1.04.2011

How We Made a New Art on Old Ground {by Eavan Boland}

A famous battle happened in this valley.
                          You never understood the nature poem.
Till now. till this moment--if these statements
                          seem separate, unrelated, follow this

silence to its edge and you will hear
                          the history of air: the crispness of a fern
or the upward cut and turn around of
                         a fieldfare or thrush written on it.

The other history is silent: the estuary
                        is over there. The issue was decided here:
Two kings prepared to give no quarter.
                        Then one king and one dead tradition.

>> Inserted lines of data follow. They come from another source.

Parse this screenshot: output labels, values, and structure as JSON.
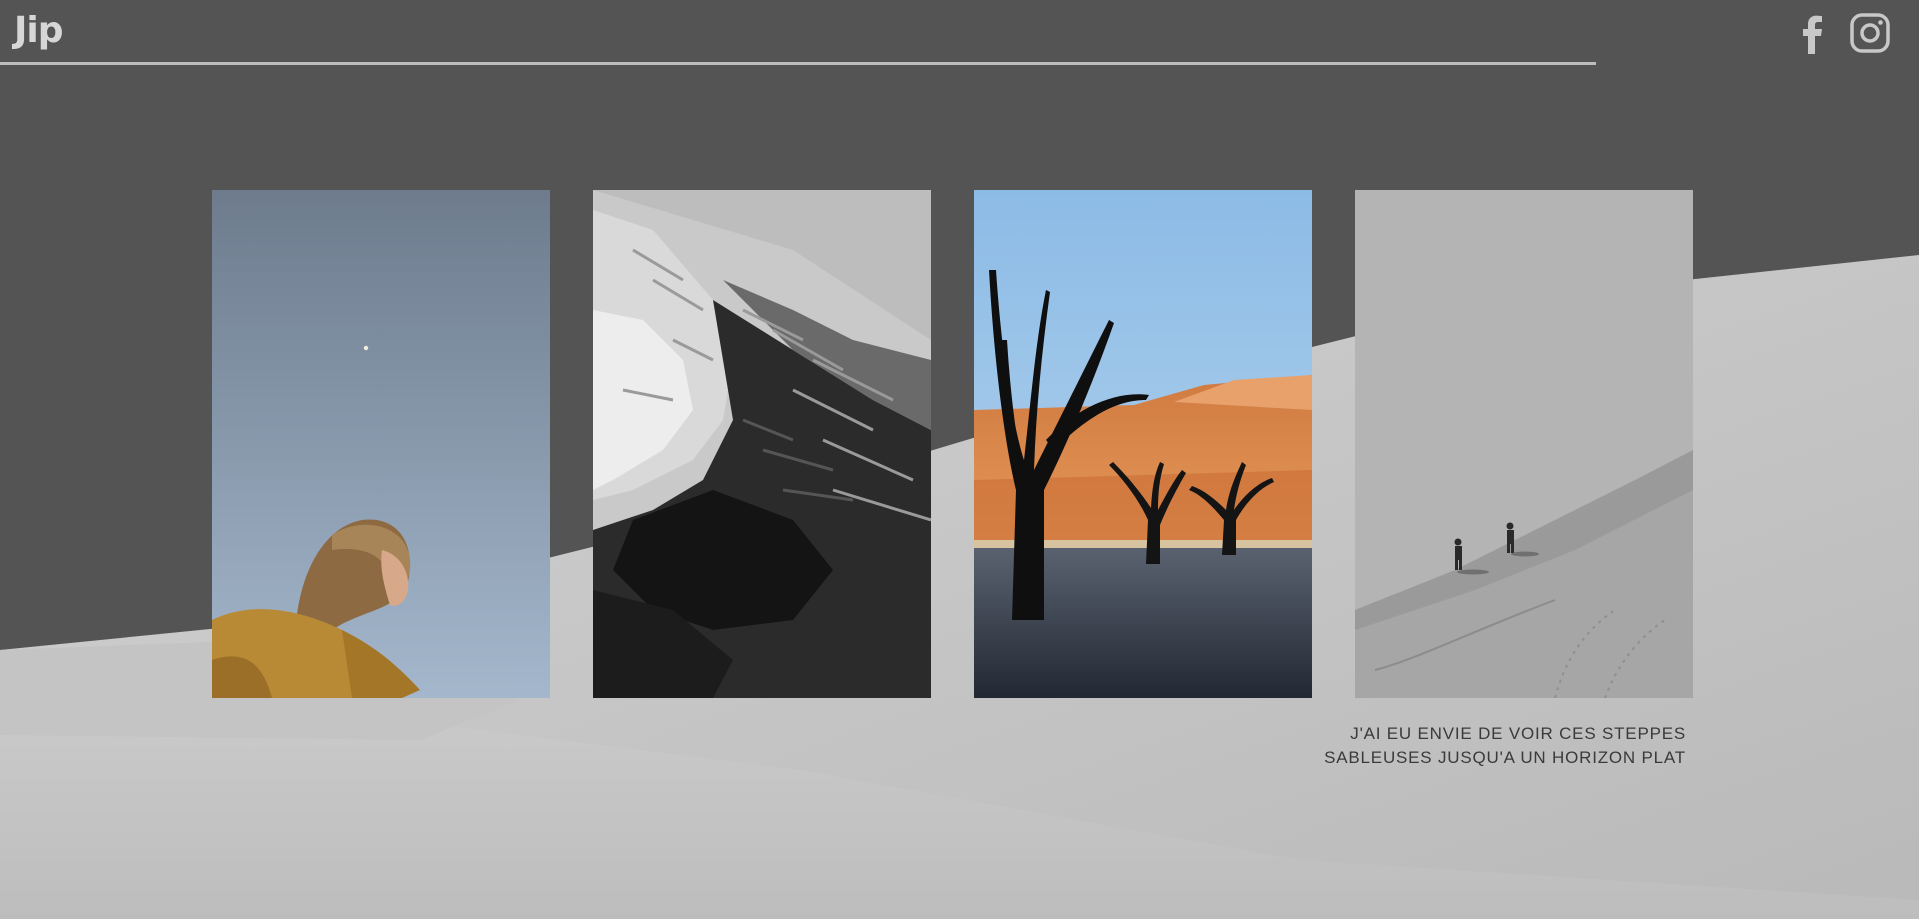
{
  "site": {
    "logo": "Jip",
    "colors": {
      "background": "#545454",
      "dune": "#c7c7c7",
      "header_line": "#bdbdbd",
      "logo": "#d6d6d6"
    }
  },
  "header": {
    "social": [
      {
        "name": "facebook",
        "icon": "facebook-icon"
      },
      {
        "name": "instagram",
        "icon": "instagram-icon"
      }
    ]
  },
  "gallery": {
    "photos": [
      {
        "subject": "woman-under-moon",
        "icon": "photo"
      },
      {
        "subject": "sand-dune-ridge-bw",
        "icon": "photo"
      },
      {
        "subject": "deadvlei-dead-trees",
        "icon": "photo"
      },
      {
        "subject": "hikers-on-dune-bw",
        "icon": "photo"
      }
    ]
  },
  "caption": {
    "line1": "J'AI EU ENVIE DE VOIR CES STEPPES",
    "line2": "SABLEUSES JUSQU'A UN HORIZON PLAT"
  }
}
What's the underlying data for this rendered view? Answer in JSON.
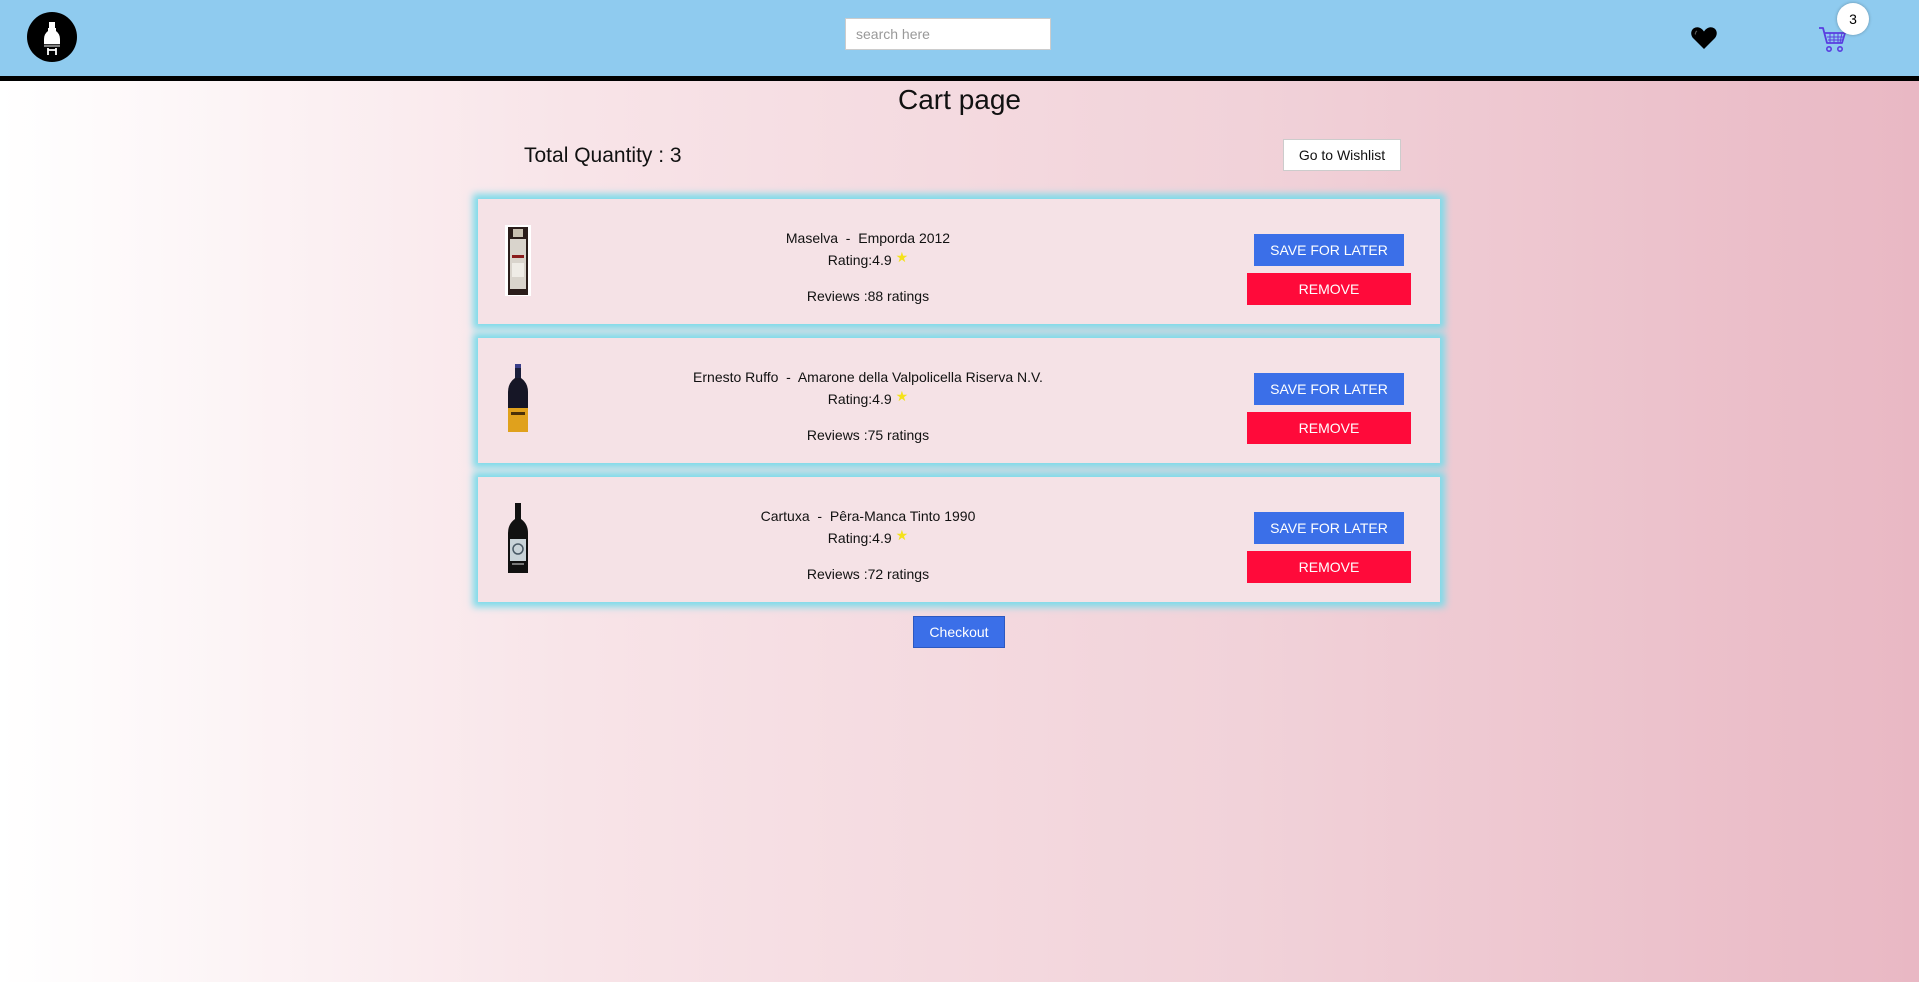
{
  "header": {
    "logo_icon": "wine-bottle-logo",
    "search_placeholder": "search here",
    "wishlist_icon": "heart-icon",
    "cart_icon": "shopping-cart-icon",
    "cart_count": "3",
    "navbar_color": "#8fcbef"
  },
  "page": {
    "title": "Cart page",
    "total_quantity": "Total Quantity : 3",
    "wishlist_button": "Go to Wishlist",
    "checkout_button": "Checkout"
  },
  "cart": {
    "items": [
      {
        "name": "Maselva  -  Emporda 2012",
        "rating": "Rating:4.9",
        "reviews": "Reviews :88 ratings",
        "save_label": "SAVE FOR LATER",
        "remove_label": "REMOVE"
      },
      {
        "name": "Ernesto Ruffo  -  Amarone della Valpolicella Riserva N.V.",
        "rating": "Rating:4.9",
        "reviews": "Reviews :75 ratings",
        "save_label": "SAVE FOR LATER",
        "remove_label": "REMOVE"
      },
      {
        "name": "Cartuxa  -  Pêra-Manca Tinto 1990",
        "rating": "Rating:4.9",
        "reviews": "Reviews :72 ratings",
        "save_label": "SAVE FOR LATER",
        "remove_label": "REMOVE"
      }
    ]
  },
  "colors": {
    "primary_button": "#3b6fe8",
    "remove_button": "#ff0a3a",
    "card_glow": "#7ddbea",
    "star": "#f4e21b"
  }
}
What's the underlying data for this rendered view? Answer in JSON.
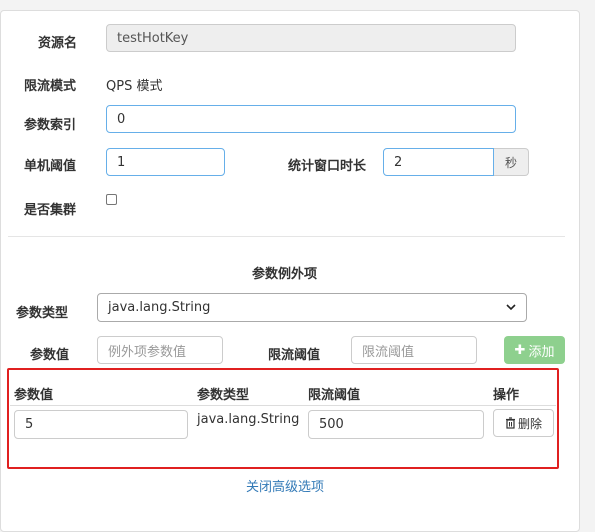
{
  "form": {
    "resource_label": "资源名",
    "resource_value": "testHotKey",
    "mode_label": "限流模式",
    "mode_value": "QPS 模式",
    "param_index_label": "参数索引",
    "param_index_value": "0",
    "threshold_label": "单机阈值",
    "threshold_value": "1",
    "window_label": "统计窗口时长",
    "window_value": "2",
    "window_unit": "秒",
    "cluster_label": "是否集群",
    "cluster_checked": false
  },
  "exceptions": {
    "section_title": "参数例外项",
    "param_type_label": "参数类型",
    "param_type_selected": "java.lang.String",
    "param_value_label": "参数值",
    "param_value_placeholder": "例外项参数值",
    "limit_label": "限流阈值",
    "limit_placeholder": "限流阈值",
    "add_button": "添加"
  },
  "table": {
    "headers": [
      "参数值",
      "参数类型",
      "限流阈值",
      "操作"
    ],
    "rows": [
      {
        "param_value": "5",
        "param_type": "java.lang.String",
        "limit": "500",
        "delete_label": "删除"
      }
    ]
  },
  "footer": {
    "toggle_link": "关闭高级选项"
  },
  "colors": {
    "highlight_border": "#e02020",
    "add_button_bg": "#8ed08e",
    "link": "#337ab7"
  }
}
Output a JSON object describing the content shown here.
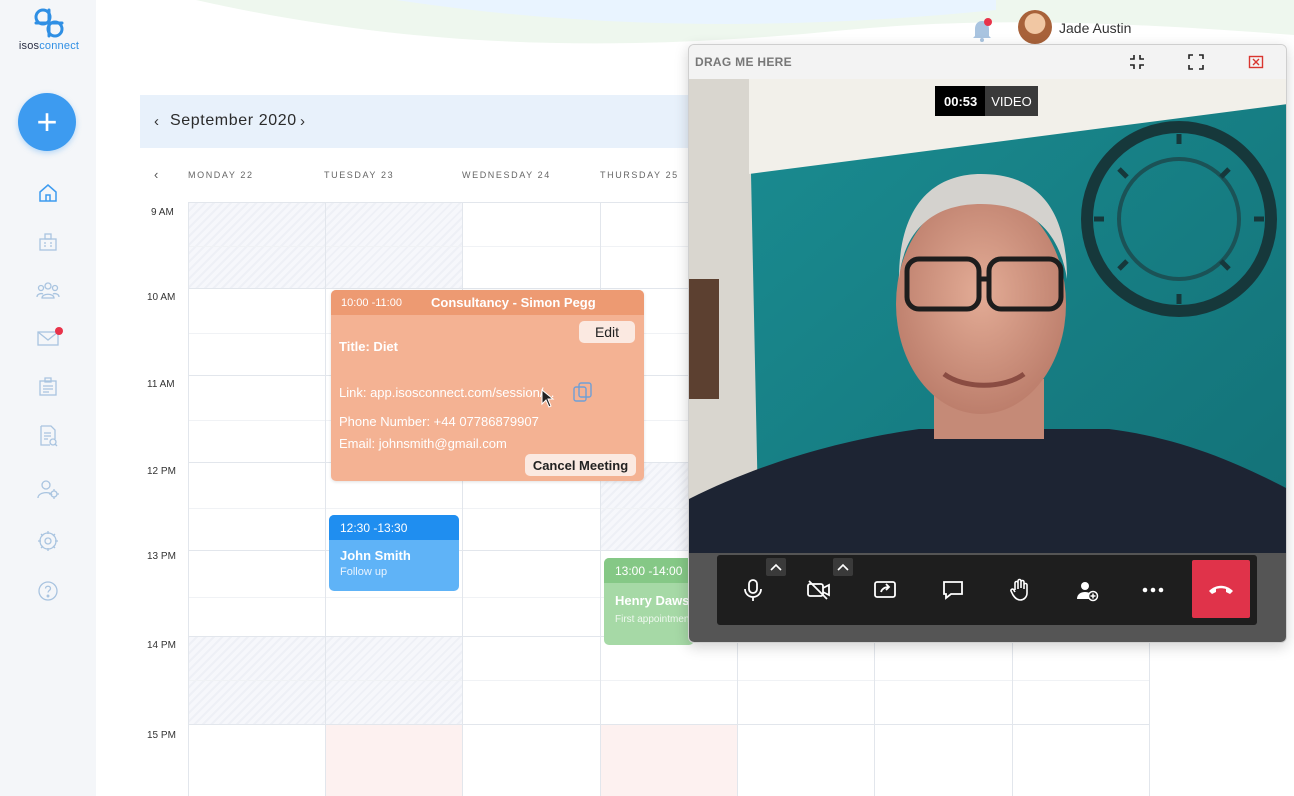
{
  "app": {
    "logo_text_prefix": "isos",
    "logo_text_suffix": "connect",
    "logo_icon": "isosconnect-logo"
  },
  "sidebar": {
    "add_label": "+",
    "items": [
      {
        "name": "home",
        "icon": "home-icon"
      },
      {
        "name": "clinic",
        "icon": "building-icon"
      },
      {
        "name": "clients",
        "icon": "users-icon"
      },
      {
        "name": "messages",
        "icon": "mail-icon",
        "has_notification": true
      },
      {
        "name": "sessions",
        "icon": "id-card-icon"
      },
      {
        "name": "reports",
        "icon": "document-search-icon"
      },
      {
        "name": "account",
        "icon": "user-settings-icon"
      },
      {
        "name": "settings",
        "icon": "gear-icon"
      },
      {
        "name": "help",
        "icon": "help-icon"
      }
    ],
    "accent": "#3d9bf0"
  },
  "header": {
    "user_name": "Jade Austin",
    "notification_dot": true
  },
  "calendar": {
    "month": "September 2020",
    "prev": "‹",
    "next": "›",
    "week_prev": "‹",
    "days": [
      "MONDAY 22",
      "TUESDAY 23",
      "WEDNESDAY 24",
      "THURSDAY 25"
    ],
    "hours": [
      "9 AM",
      "10 AM",
      "11 AM",
      "12 PM",
      "13 PM",
      "14 PM",
      "15 PM"
    ]
  },
  "events": {
    "consult": {
      "time": "10:00 -11:00",
      "title": "Consultancy - Simon Pegg",
      "edit": "Edit",
      "subject": "Title: Diet",
      "link": "Link: app.isosconnect.com/session/...",
      "phone": "Phone Number: +44 07786879907",
      "email": "Email: johnsmith@gmail.com",
      "cancel": "Cancel Meeting",
      "color": "#ed9a72"
    },
    "john": {
      "time": "12:30 -13:30",
      "name": "John Smith",
      "note": "Follow up",
      "color": "#1f8ef0"
    },
    "henry": {
      "time": "13:00 -14:00",
      "name": "Henry Daws",
      "note": "First appointment",
      "color": "#85c886"
    }
  },
  "video": {
    "drag_label": "DRAG ME HERE",
    "timer": "00:53",
    "mode": "VIDEO",
    "controls": [
      "microphone-icon",
      "camera-off-icon",
      "share-screen-icon",
      "chat-icon",
      "raise-hand-icon",
      "add-participant-icon",
      "more-icon",
      "hang-up-icon"
    ],
    "hangup_color": "#e0334a"
  }
}
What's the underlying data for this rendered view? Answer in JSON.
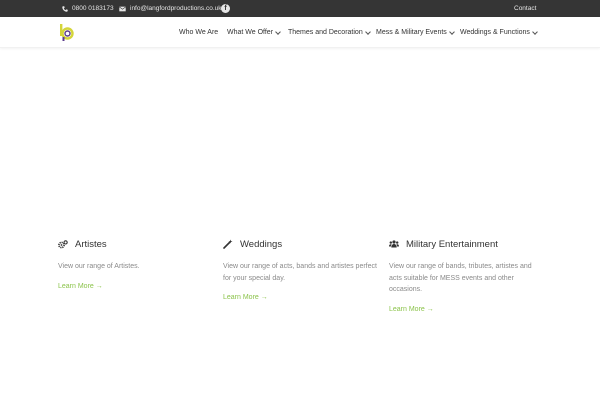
{
  "topbar": {
    "phone": "0800 0183173",
    "email": "info@langfordproductions.co.uk",
    "facebook_glyph": "f",
    "contact_label": "Contact"
  },
  "header": {
    "logo_icon": "lp-logo-icon",
    "nav": [
      {
        "label": "Who We Are",
        "dropdown": false
      },
      {
        "label": "What We Offer",
        "dropdown": true
      },
      {
        "label": "Themes and Decoration",
        "dropdown": true
      },
      {
        "label": "Mess & Military Events",
        "dropdown": true
      },
      {
        "label": "Weddings & Functions",
        "dropdown": true
      }
    ]
  },
  "features": [
    {
      "icon": "gears-icon",
      "title": "Artistes",
      "description": "View our range of Artistes.",
      "link": "Learn More →"
    },
    {
      "icon": "magic-wand-icon",
      "title": "Weddings",
      "description": "View our range of acts, bands and artistes perfect for your special day.",
      "link": "Learn More →"
    },
    {
      "icon": "users-icon",
      "title": "Military Entertainment",
      "description": "View our range of bands, tributes, artistes and acts suitable for MESS events and other occasions.",
      "link": "Learn More →"
    }
  ],
  "colors": {
    "topbar_bg": "#353535",
    "accent_green": "#8bc34a",
    "logo_yellow": "#d4d53a",
    "logo_purple": "#5b3b8c"
  }
}
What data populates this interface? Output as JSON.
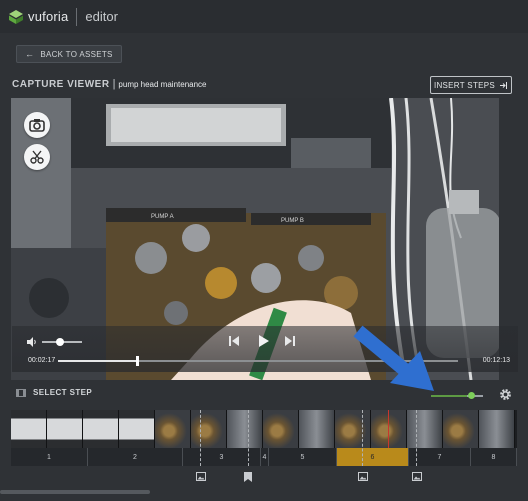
{
  "app": {
    "brand": "vuforia",
    "product": "editor"
  },
  "nav": {
    "back_label": "BACK TO ASSETS",
    "back_icon": "arrow-left-icon"
  },
  "page": {
    "title": "CAPTURE VIEWER",
    "separator": "|",
    "subtitle": "pump head maintenance",
    "insert_label": "INSERT STEPS",
    "insert_icon": "insert-arrow-icon"
  },
  "video": {
    "tools": [
      "camera-icon",
      "scissors-icon"
    ],
    "volume_level": 0.45,
    "current_time": "00:02:17",
    "total_time": "00:12:13",
    "progress": 0.19,
    "labels": {
      "pump_a": "PUMP A",
      "pump_b": "PUMP B"
    }
  },
  "timeline": {
    "select_label": "SELECT STEP",
    "zoom_level": 0.72,
    "steps": [
      {
        "label": "1",
        "active": false
      },
      {
        "label": "2",
        "active": false
      },
      {
        "label": "3",
        "active": false
      },
      {
        "label": "4",
        "active": false
      },
      {
        "label": "5",
        "active": false
      },
      {
        "label": "6",
        "active": true
      },
      {
        "label": "7",
        "active": false
      },
      {
        "label": "8",
        "active": false
      }
    ],
    "annotations": [
      "image-icon",
      "bookmark-icon",
      "image-icon",
      "image-icon"
    ]
  },
  "colors": {
    "accent_green": "#7dcf5a",
    "active_step": "#b98a1b",
    "marker_red": "#c8372d",
    "arrow_blue": "#2f6fd0"
  }
}
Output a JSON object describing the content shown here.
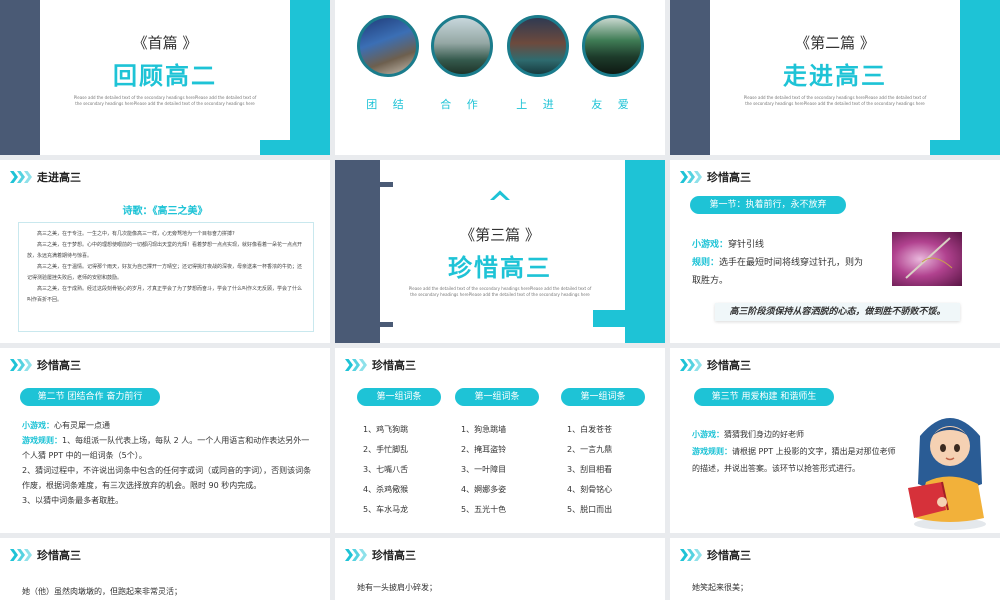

Now the humid dusk, the old wounds
                       wait for language, for a different truth.
When you see the silk of the willow
                       and the wider edge of the river turn

and grow dark and then darker, then
                       you will know that the nature poem
is not the action nor its end: it is
                       this rust on the gate beside the trees, on

the cattle grid underneath our feet,
                       on the steering wheel shaft: it is
an aftermath, an overlay and even, in
                       its own modest way, an art of peace:

I try the word distance and it fills with
                       sycamores, a summer's worth of pollen.
And as I write valley straw, metal
                       blood, oaths, armour are unwritten.

Silence spreads slowly from these words
                       to those ilex trees half in, half out
of shadows falling in the shallow ford
                       of the south bank beside Yellow island

as twilight shows how this sweet corrosion
                       begins to be complete: what we see
is what the poem says:
                       evening coming--cattle, cattle-shadows--

and whin bushes and a change of weather
                       about to change them all: what we see is how
the place and the torment of the place are
                      for this moment free of one another.